Combined overexpression of MYC and AKT in preclinical adenocarcinoma models induced a squamous-like phenotype, and EZH2, the catalytic component of the PRC2 complex, was upregulated upon transdifferentiation. Notably, the EZH2 inhibitor, ORS1 was able to prevent squamous relapse occurring upon osimertinib treatment in a patient-derived xenograft model of adeno-to-squamous carcinoma transdifferentiation, and both ORS1 and the AKT inhibitor, samotolisib, were able to re-sensitise tumours to osimertinib after squamous transdifferentiation had occurred.

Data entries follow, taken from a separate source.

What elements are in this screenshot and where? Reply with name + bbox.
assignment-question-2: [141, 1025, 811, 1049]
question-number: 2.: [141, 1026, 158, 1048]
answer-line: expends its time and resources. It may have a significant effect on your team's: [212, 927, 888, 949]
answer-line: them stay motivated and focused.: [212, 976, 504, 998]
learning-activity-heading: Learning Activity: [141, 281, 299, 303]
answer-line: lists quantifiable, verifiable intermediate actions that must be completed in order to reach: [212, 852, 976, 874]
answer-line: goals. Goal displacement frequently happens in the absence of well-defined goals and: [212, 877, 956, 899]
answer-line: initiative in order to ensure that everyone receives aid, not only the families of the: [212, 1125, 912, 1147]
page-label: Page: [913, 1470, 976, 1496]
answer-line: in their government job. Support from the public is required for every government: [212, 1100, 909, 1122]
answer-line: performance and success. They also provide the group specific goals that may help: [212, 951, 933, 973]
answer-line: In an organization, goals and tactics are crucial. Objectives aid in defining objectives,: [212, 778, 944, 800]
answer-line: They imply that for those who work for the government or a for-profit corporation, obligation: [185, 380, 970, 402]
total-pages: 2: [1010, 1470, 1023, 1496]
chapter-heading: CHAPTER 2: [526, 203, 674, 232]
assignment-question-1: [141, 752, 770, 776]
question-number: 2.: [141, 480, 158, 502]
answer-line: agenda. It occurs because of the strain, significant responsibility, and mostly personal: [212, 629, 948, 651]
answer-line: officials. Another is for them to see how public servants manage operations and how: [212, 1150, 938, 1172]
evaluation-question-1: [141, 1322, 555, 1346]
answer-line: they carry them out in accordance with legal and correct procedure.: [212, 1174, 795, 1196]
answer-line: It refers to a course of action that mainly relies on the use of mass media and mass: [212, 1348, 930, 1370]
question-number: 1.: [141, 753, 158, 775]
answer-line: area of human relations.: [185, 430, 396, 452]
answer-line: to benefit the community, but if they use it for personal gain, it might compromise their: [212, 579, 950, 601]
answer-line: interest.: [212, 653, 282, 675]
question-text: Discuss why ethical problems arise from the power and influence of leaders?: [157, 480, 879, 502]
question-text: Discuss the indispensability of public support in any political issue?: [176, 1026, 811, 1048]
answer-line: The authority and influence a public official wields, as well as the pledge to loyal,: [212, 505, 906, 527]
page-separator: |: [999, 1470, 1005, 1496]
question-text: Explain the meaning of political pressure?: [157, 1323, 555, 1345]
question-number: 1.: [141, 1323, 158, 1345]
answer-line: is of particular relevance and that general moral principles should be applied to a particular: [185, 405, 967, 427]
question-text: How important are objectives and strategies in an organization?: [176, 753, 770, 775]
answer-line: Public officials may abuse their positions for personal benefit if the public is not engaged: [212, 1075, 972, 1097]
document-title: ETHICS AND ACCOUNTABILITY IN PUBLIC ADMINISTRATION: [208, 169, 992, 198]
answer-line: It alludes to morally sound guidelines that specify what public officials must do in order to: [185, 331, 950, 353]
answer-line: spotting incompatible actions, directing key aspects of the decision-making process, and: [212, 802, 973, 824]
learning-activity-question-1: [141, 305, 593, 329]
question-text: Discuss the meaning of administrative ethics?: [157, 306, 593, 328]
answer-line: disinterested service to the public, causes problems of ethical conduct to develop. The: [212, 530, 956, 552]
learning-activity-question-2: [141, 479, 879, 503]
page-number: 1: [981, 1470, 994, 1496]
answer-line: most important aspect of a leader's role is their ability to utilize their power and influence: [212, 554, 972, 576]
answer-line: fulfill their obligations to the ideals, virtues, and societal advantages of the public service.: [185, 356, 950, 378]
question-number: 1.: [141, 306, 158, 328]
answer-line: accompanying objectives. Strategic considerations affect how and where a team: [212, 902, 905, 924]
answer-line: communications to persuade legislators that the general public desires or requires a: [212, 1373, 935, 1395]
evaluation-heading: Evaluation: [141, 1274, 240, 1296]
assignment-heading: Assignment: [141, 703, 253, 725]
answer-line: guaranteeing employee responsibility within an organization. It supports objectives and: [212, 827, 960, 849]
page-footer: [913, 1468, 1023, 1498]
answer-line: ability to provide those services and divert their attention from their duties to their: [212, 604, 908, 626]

Transformation of LUAD to LUSC occurs with an up to 9% incidence in EGFR-mutant tumours relapsed on osimertinib (Clin Cancer Res. 2020;26:2654–2663). “By translating our findings to the clinic and combining osimertinib with pharmacological targeting of EZH2 and AKT signalling, we may be able to help prevent and treat this adverse transition,” concludes Quintanal-Villalonga. Currently, there are no further clear-cut therapeutic options other than chemotherapy and locally ablative therapy to offer to patients relapsing after the EGFR inhibitor. “The study highlights the value of multi-omic analyses to understand complex clinical phenomena. This dataset will soon be available as a resource from which we hope other researchers in the field will benefit.”